Early Sunday morning, the ice jam that had been stuck around Sugar Island north of Selkirk gave way and headed north, stopping first at the Highway 4 bridge and then moving further down the Red River toward Breezy Point.
As a result, water levels on the Red rose as much as 4.5 feet around the ice jam, flooding properties on both sides of the river and submerging Breezy Point Road. Some homes on stilts were completely destroyed by ice, said provincial officials, who have yet to place a value on property damage.
In the Breezy Point area on the west side of the Red River, nine people who declined to heed a voluntary evacuation notice had to be rescued by provincial Zodiac boats.
On the east side of the river, 35 people were evacuated from 27 homes on St. Peters Road North and Peltz Road.
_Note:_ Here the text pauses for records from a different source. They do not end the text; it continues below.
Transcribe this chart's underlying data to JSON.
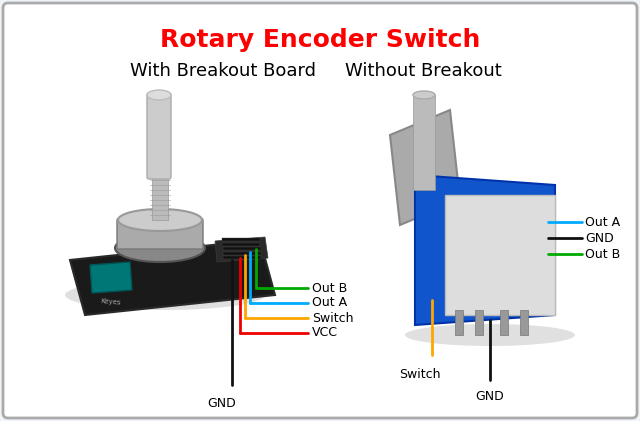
{
  "title": "Rotary Encoder Switch",
  "title_color": "#FF0000",
  "title_fontsize": 18,
  "bg_color": "#F0F4F8",
  "border_color": "#AAAAAA",
  "border_lw": 2,
  "left_heading": "With Breakout Board",
  "right_heading": "Without Breakout",
  "heading_fontsize": 13,
  "label_fontsize": 9,
  "left_wires": [
    {
      "label": "Out B",
      "color": "#00AA00"
    },
    {
      "label": "Out A",
      "color": "#00AAFF"
    },
    {
      "label": "Switch",
      "color": "#FFA500"
    },
    {
      "label": "VCC",
      "color": "#EE0000"
    },
    {
      "label": "GND",
      "color": "#111111"
    }
  ],
  "right_wires_h": [
    {
      "label": "Out A",
      "color": "#00AAFF"
    },
    {
      "label": "GND",
      "color": "#111111"
    },
    {
      "label": "Out B",
      "color": "#00AA00"
    }
  ],
  "figsize": [
    6.4,
    4.21
  ],
  "dpi": 100
}
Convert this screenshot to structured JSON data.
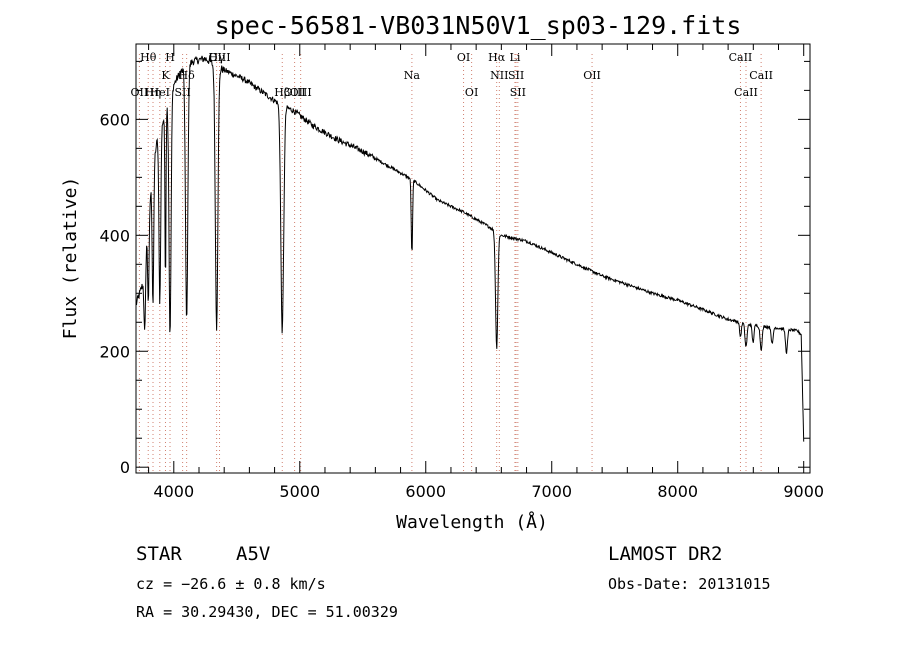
{
  "chart_data": {
    "type": "line",
    "title": "spec-56581-VB031N50V1_sp03-129.fits",
    "xlabel": "Wavelength (Å)",
    "ylabel": "Flux (relative)",
    "xlim": [
      3700,
      9050
    ],
    "ylim": [
      -10,
      730
    ],
    "xticks": [
      4000,
      5000,
      6000,
      7000,
      8000,
      9000
    ],
    "yticks": [
      0,
      200,
      400,
      600
    ],
    "grid": false,
    "legend": "none",
    "series_color": "#000000",
    "marker_line_color": "#d08070",
    "continuum": [
      [
        3700,
        280
      ],
      [
        3730,
        300
      ],
      [
        3760,
        320
      ],
      [
        3790,
        420
      ],
      [
        3820,
        480
      ],
      [
        3850,
        540
      ],
      [
        3880,
        580
      ],
      [
        3920,
        600
      ],
      [
        3960,
        640
      ],
      [
        4000,
        660
      ],
      [
        4050,
        680
      ],
      [
        4150,
        700
      ],
      [
        4250,
        705
      ],
      [
        4350,
        690
      ],
      [
        4450,
        680
      ],
      [
        4550,
        670
      ],
      [
        4650,
        655
      ],
      [
        4750,
        640
      ],
      [
        4850,
        625
      ],
      [
        4950,
        615
      ],
      [
        5100,
        590
      ],
      [
        5300,
        565
      ],
      [
        5500,
        545
      ],
      [
        5700,
        520
      ],
      [
        5900,
        495
      ],
      [
        6100,
        460
      ],
      [
        6300,
        440
      ],
      [
        6500,
        415
      ],
      [
        6600,
        400
      ],
      [
        6800,
        390
      ],
      [
        7000,
        370
      ],
      [
        7200,
        350
      ],
      [
        7400,
        330
      ],
      [
        7600,
        315
      ],
      [
        7800,
        300
      ],
      [
        8000,
        288
      ],
      [
        8200,
        272
      ],
      [
        8400,
        255
      ],
      [
        8600,
        245
      ],
      [
        8800,
        240
      ],
      [
        8950,
        235
      ],
      [
        9000,
        225
      ]
    ],
    "absorption": [
      {
        "center": 3770,
        "depth": 120,
        "width": 6
      },
      {
        "center": 3798,
        "depth": 150,
        "width": 6
      },
      {
        "center": 3835,
        "depth": 230,
        "width": 6
      },
      {
        "center": 3889,
        "depth": 300,
        "width": 7
      },
      {
        "center": 3934,
        "depth": 300,
        "width": 4
      },
      {
        "center": 3970,
        "depth": 420,
        "width": 8
      },
      {
        "center": 4102,
        "depth": 440,
        "width": 9
      },
      {
        "center": 4340,
        "depth": 450,
        "width": 10
      },
      {
        "center": 4861,
        "depth": 390,
        "width": 11
      },
      {
        "center": 5890,
        "depth": 130,
        "width": 5
      },
      {
        "center": 6563,
        "depth": 200,
        "width": 9
      },
      {
        "center": 8498,
        "depth": 25,
        "width": 7
      },
      {
        "center": 8542,
        "depth": 40,
        "width": 8
      },
      {
        "center": 8598,
        "depth": 30,
        "width": 7
      },
      {
        "center": 8662,
        "depth": 40,
        "width": 8
      },
      {
        "center": 8750,
        "depth": 30,
        "width": 7
      },
      {
        "center": 8863,
        "depth": 40,
        "width": 8
      }
    ],
    "spectral_lines": [
      {
        "x": 3727,
        "label": "OII",
        "row": 3
      },
      {
        "x": 3797,
        "label": "Hθ",
        "row": 1
      },
      {
        "x": 3835,
        "label": "Hη",
        "row": 3
      },
      {
        "x": 3889,
        "label": "HeI",
        "row": 3
      },
      {
        "x": 3934,
        "label": "K",
        "row": 2
      },
      {
        "x": 3970,
        "label": "H",
        "row": 1
      },
      {
        "x": 4070,
        "label": "SII",
        "row": 3
      },
      {
        "x": 4102,
        "label": "Hδ",
        "row": 2
      },
      {
        "x": 4340,
        "label": "Hγ",
        "row": 1
      },
      {
        "x": 4363,
        "label": "OIII",
        "row": 1
      },
      {
        "x": 4861,
        "label": "Hβ",
        "row": 3
      },
      {
        "x": 4959,
        "label": "OIII",
        "row": 3
      },
      {
        "x": 5007,
        "label": "OIII",
        "row": 3
      },
      {
        "x": 5890,
        "label": "Na",
        "row": 2
      },
      {
        "x": 6300,
        "label": "OI",
        "row": 1
      },
      {
        "x": 6364,
        "label": "OI",
        "row": 3
      },
      {
        "x": 6563,
        "label": "Hα",
        "row": 1
      },
      {
        "x": 6584,
        "label": "NII",
        "row": 2
      },
      {
        "x": 6708,
        "label": "Li",
        "row": 1
      },
      {
        "x": 6717,
        "label": "SII",
        "row": 2
      },
      {
        "x": 6731,
        "label": "SII",
        "row": 3
      },
      {
        "x": 7320,
        "label": "OII",
        "row": 2
      },
      {
        "x": 8498,
        "label": "CaII",
        "row": 1
      },
      {
        "x": 8542,
        "label": "CaII",
        "row": 3
      },
      {
        "x": 8662,
        "label": "CaII",
        "row": 2
      }
    ]
  },
  "info": {
    "object_class": "STAR",
    "subclass": "A5V",
    "survey": "LAMOST DR2",
    "cz": "cz = −26.6 ± 0.8 km/s",
    "obs_date": "Obs-Date: 20131015",
    "coords": "RA =  30.29430, DEC =  51.00329"
  }
}
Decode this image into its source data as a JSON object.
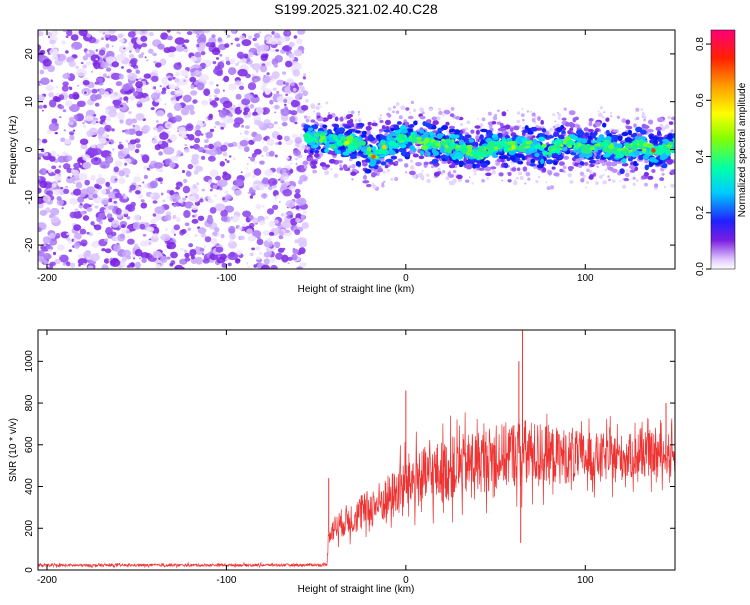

On the south side of the Red River Valley, the community of Riverside (pop. 55), west of Morris, was also being evacuated.
An ice jam remained Sunday night on the Red River about 2.5 kilometres south of Netley Creek, creating the potential for more flooding.
Provincial steamer crews are still trying to clear culverts in municipalities north of Winnipeg to prevent overland flooding.
Minor flooding is expected on the Assiniboine River from St. Lazare to Griswold, in the Interlake at Peguis First Nation and in the Pembina River Valley from Rock Lake to La Riviere.
As the Red River swells into a lake south of Winnipeg, ring dikes are now partly closed around Emerson, Letellier, St. Jean Baptiste, Morris and St. Adolphe. The dike around Dominion City is also being closed and additional diking is underway at Ste. Agathe.
Water levels are expected to drop on the Red River within Winnipeg over the next week. It may rise again as the main Red River crest approaches, but that rise is not expected to pose problems.
As of Sunday morning, the Red River was flowing at a rate of 81,600 cubic feet per second just south of the floodway inlet. That's roughly equal to one Olympic swimming pool every second.
At the same time, the Red River floodway was carrying 29,300 cubic feet of water per second.
Also on Sunday morning, the Assiniboine River was flowing at a rate of 8,440 cubic feet per second just west of Portage la Prairie. The Portage diversion carried 4,470 cubic feet per second of that flow into Lake Manitoba.
Rain is expected in Winnipeg today, to about five millimetres and Thursday, while above-average temperatures should melt away most of the city's remaining snow cover.
The City of Winnipeg has asked property owners to leave dikes in place, just in case.
RCMP are asking motorists to slow down and watch for wildlife while driving on Highway 75 south of St. Norbert. Animals are being driven out of their natural habitat because of flooding, said St. Pierre RCMP. Much of Highway 75 is already closed by flooding, but remains open to local traffic from St. Norbert to Highway 205.
Parents and teachers are urged to warn children of the dangers of playing in or near bodies of water, such as rivers, storm water retention ponds (man-made lakes), creeks, streams and ditches. High currents and fast moving, ice-cold water can be extremely dangerous.